Produksi kedelai di Kabupaten Sumbawa saat ini masih terbatas dalam memenuhi proyeksi kebutuhan konsumsi penduduk Nusa Tenggara Barat pada tahun 2025. Pada tahun 2008 Kabupaten Sumbawa hanya mampu memproduksi kedelai sebanyak 7.893 ton sedangkan proyeksi kebutuhan konsumsi sebanyak 46.358 ton, sehingga masih berpeluang untuk meningkatkan jumlah produksi sekitar lebih dari 38.000 ton sampai dengan tahun 2025. Pengembangan kedelai mencakup wilayah yang lebih luas dibandingkan dengan komoditas lainnya.
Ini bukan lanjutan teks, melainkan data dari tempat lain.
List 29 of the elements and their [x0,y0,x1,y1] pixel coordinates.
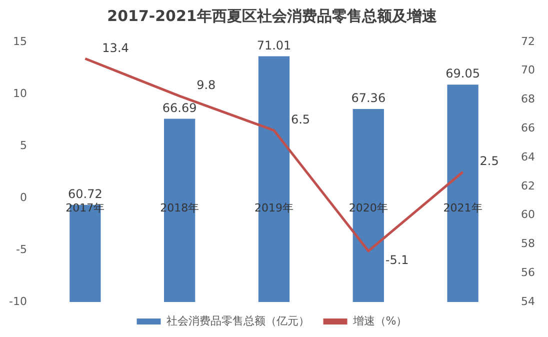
y2-tick-label: 60 [521,208,536,222]
y-tick-label: 10 [12,86,27,100]
data-label: 66.69 [162,100,197,115]
data-label: 71.01 [256,38,292,52]
y2-tick-label: 68 [521,92,536,106]
y-tick-label: -10 [9,294,27,308]
data-label: 69.05 [446,66,480,81]
y2-tick-label: 64 [521,150,536,164]
y2-tick-label: 62 [521,179,536,192]
y-tick-label: -5 [16,242,27,256]
data-label: 2.5 [480,154,499,168]
data-label: 67.36 [351,91,386,106]
data-label: 60.72 [68,187,102,202]
y-tick-label: 0 [20,190,27,204]
data-label: 6.5 [290,112,310,127]
y-tick-label: 15 [12,34,27,48]
y2-tick-label: 72 [521,34,536,48]
data-label: 9.8 [196,78,216,92]
y2-tick-label: 66 [521,122,536,135]
chart-title: 2017-2021年西夏区社会消费品零售总额及增速 [107,6,438,25]
legend-label: 增速（%） [352,314,408,328]
y2-tick-label: 70 [521,64,536,77]
legend-label: 社会消费品零售总额（亿元） [166,314,310,328]
data-label: 13.4 [102,40,129,55]
data-label: -5.1 [385,253,409,268]
y-tick-label: 5 [20,138,27,152]
y2-tick-label: 58 [521,237,536,250]
y2-tick-label: 54 [521,294,536,308]
y2-tick-label: 56 [521,266,536,279]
Karena luas areal panen di masing-masing wilayah tersebut masih kecil, maka diperlukan upaya lebih intensif untuk meningkatkan preferensi petani dalam mengusahakannya. Misalnya dengan menerapkan pola tumpang sari dengan tanaman lain seperti jagung maupun cabe rawit Suparto et al. 2007. Peningkatan areal panen masih dimungkinkan dengan ekstensifikasi. Produktivitas yang masih rendah juga perlu ditingkatkan dengan intensifikasi penggunaan benih unggul dan penerapan teknologi budidaya seperti penggunaan mulsa jerami untuk mempertahankan kelembaban tanah serta menggalakkan sistem pompa air baik untuk air permukaan maupun air tanah karena keterbatasan ketersediaan air. Wilayah pengembangan kedelai meliputi Kecamatan Utan 1.130 ha, Alas Barat 835 ha, Alas 814 ha, Lantung 704 ha, Buer 701 ha, Empang 530 ha, Ropang 495 ha, Rhee 473 ha, Lenangguar 224 ha, dan Tarano 210 ha. Total luas penggunaan untuk kedelai pada sepuluh kecamatan tersebut sebesar 6.116 ha atau 15,7 persen dari kebutuhan areal di Nusa Tenggara Barat yang mencapai 39.287 ha.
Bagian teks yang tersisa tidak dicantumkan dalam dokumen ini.